By Gail Kalinoski, Contributing Editor
Community Development Trust and Proto Property Services have teamed up on a $52 million project to buy and rehabilitate a 19-story, 380,000-square-foot apartment building in Coney Island, an area in Brooklyn, N.Y., hit hard by Hurricane Sandy.
Ocean Towers is a 360-unit property located one block from the beach at West 24th Street between Mermaid and Surf avenues. The property was built in 1973 under the New York state Mitchell-Lama affordable housing program. The seller was not identified but Brian Dowling, vice president of Community Investments for CDT, told Commercial Property Executive that the previous owner had tried unsuccessfully to move the apartments to market rate.
CDT, a private REIT that provides capital for the preservation of affordable housing across the United States, is committed to keeping the Ocean Towers units affordable for at least the next 30 years, Dowling said. Over 14 years, the New York City-based REIT has invested more than $850 million in debt and equity capital and created and preserved more than 32,500 units of affordable housing in 42 states. The REIT also owns nearly 5,000 units of affordable housing. This will be CDT’s first New York City project.
“We saw an excellent opportunity to preserve those units long term and at the same time enter our home market in a pretty big way,” Dowling told CPE. “We are also working with a partner that has experience doing similar redevelopment in other parts of New York City, including Brooklyn, on a similar scale.”
Proto, also based in New York City, has rehabilitated more than 1,200 occupied units in the city, including two large-scale properties in Brooklyn. The firm will be the managing member, general contractor and property manager at Ocean Towers. Work there will include converting electric heat to natural gas heat with high-efficiency boilers that will be installed above Sandy flood levels; installing individual electric meters, replacing all the elevators; upgrading common areas and the parking lot and improving security.
The residents will remain in place during the renovations, Dowling said. Work will start in 25 vacant apartments, he added. The entire rehabilitation is expected to last 18 months. Once the work is completed, the property’s rents will be regulated under New York City’s Rent Stabilization guidelines. Most of the current residents already have rent subsidies, Dowling said.
“Our rehabilitation of Ocean Towers will make the building more energy-efficient and provide for resiliency again future storms,” CDP president & CEO Joseph Reilly said in a news release. “The fact that Hurricane Sandy impacted so many areas of New York where affordable housing was already scarce makes this acquisition all the more important.”
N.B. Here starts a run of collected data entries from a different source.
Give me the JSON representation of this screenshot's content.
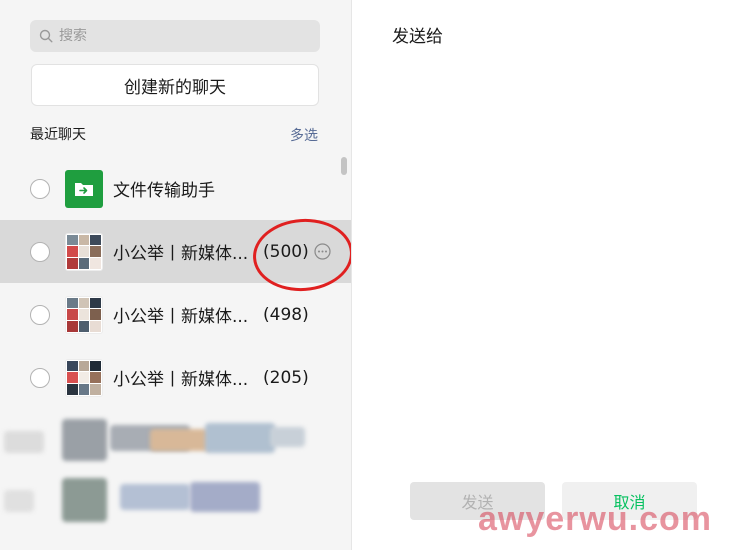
{
  "search": {
    "placeholder": "搜索"
  },
  "new_chat_label": "创建新的聊天",
  "recent": {
    "title": "最近聊天",
    "multi_select_label": "多选"
  },
  "chats": [
    {
      "name": "文件传输助手",
      "count": "",
      "avatar": "file-transfer-icon",
      "selected": false
    },
    {
      "name": "小公举丨新媒体...",
      "count": "(500)",
      "avatar": "group-avatar",
      "selected": true
    },
    {
      "name": "小公举丨新媒体...",
      "count": "(498)",
      "avatar": "group-avatar",
      "selected": false
    },
    {
      "name": "小公举丨新媒体...",
      "count": "(205)",
      "avatar": "group-avatar",
      "selected": false
    }
  ],
  "right": {
    "title": "发送给",
    "send_label": "发送",
    "cancel_label": "取消"
  },
  "watermark": "awyerwu.com",
  "colors": {
    "accent_green": "#07c160",
    "link_blue": "#576b95",
    "annotation_red": "#e02020",
    "file_icon_green": "#1f9e3f"
  }
}
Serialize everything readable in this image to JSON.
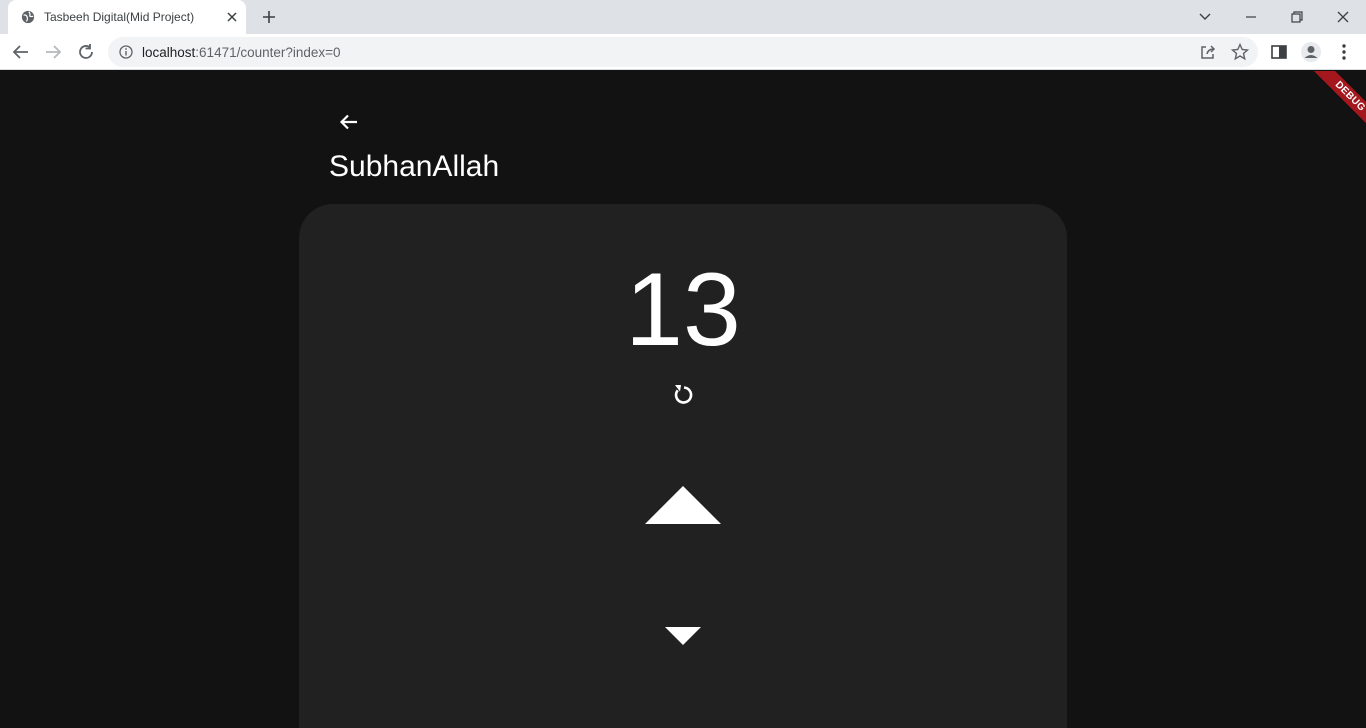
{
  "browser": {
    "tab": {
      "title": "Tasbeeh Digital(Mid Project)",
      "favicon": "globe-icon"
    },
    "url": {
      "host": "localhost",
      "path": ":61471/counter?index=0"
    },
    "window_controls": [
      "tab-search-icon",
      "minimize-icon",
      "restore-icon",
      "close-icon"
    ],
    "toolbar_icons": [
      "back-icon",
      "forward-icon",
      "reload-icon",
      "info-icon",
      "share-icon",
      "bookmark-star-icon",
      "side-panel-icon",
      "profile-icon",
      "menu-icon"
    ]
  },
  "app": {
    "title": "SubhanAllah",
    "count": "13",
    "debug_label": "DEBUG",
    "icons": {
      "back": "arrow-back-icon",
      "reset": "refresh-icon",
      "increment": "triangle-up-icon",
      "decrement": "triangle-down-icon"
    },
    "colors": {
      "background": "#121212",
      "card": "#212121",
      "foreground": "#ffffff",
      "debug_banner": "#a4171d"
    }
  }
}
The purchase and renovations are being funded with $10 million of equity from CDT and Proto and a $35 million acquisition loan originated by Enterprise Community Loan Fund Inc., a subsidiary of Enterprise Community Partners, Inc., through the New York City Acquisition Fund. Managed by Forsyth Street Advisors, the $150 million NYAF is collaboration among Enterprise, the City of New York, major foundations and New York’s public and private community investment groups to provide flexible capital for acquisition and pre-development costs to developers of affordable housing in the city’s five boroughs. The $35 million Ocean Towers loan is the largest transaction originated through NYAF.
The project is also expected to receive $4.5 million from the New York City Department of Housing Preservation and Development through its Article 8A Loan Program that provides loans for multi-family rehabilitations. Other funding will include a $1 million loan from Enterprise’s Bank of America Energy Efficiency Loan Program and the possibility of another $400,000 from the New York State Energy Research and Development Authority. Long-term financing will be provided by The Community Preservation Corporation, which has issued a commitment for a $35 million, 30-year mortgage insured by the State of New York Mortgage Agency and funded by the New York City Employees Retirement System.
“Not only will this project allow for much needed improvements and bring this former Mitchell-Lama property under rent stabilization allowing for long-term affordability, it will also set a precedent for the future development of resilient, environmentally responsible housing in storm-prone regions,” Shola Olatoye, Enterprise’s vice president &New York market leader, said in the news release.
The state’s Mitchell-Lama Housing Program was signed into law in 1955 and was designed to create affordable rental and cooperative housing. Nearly 270 housing developments with 105,000 units were constructed under the program, which allowed developers to get tax abatements and low-interest mortgages subsidized by the city, state and federal governments.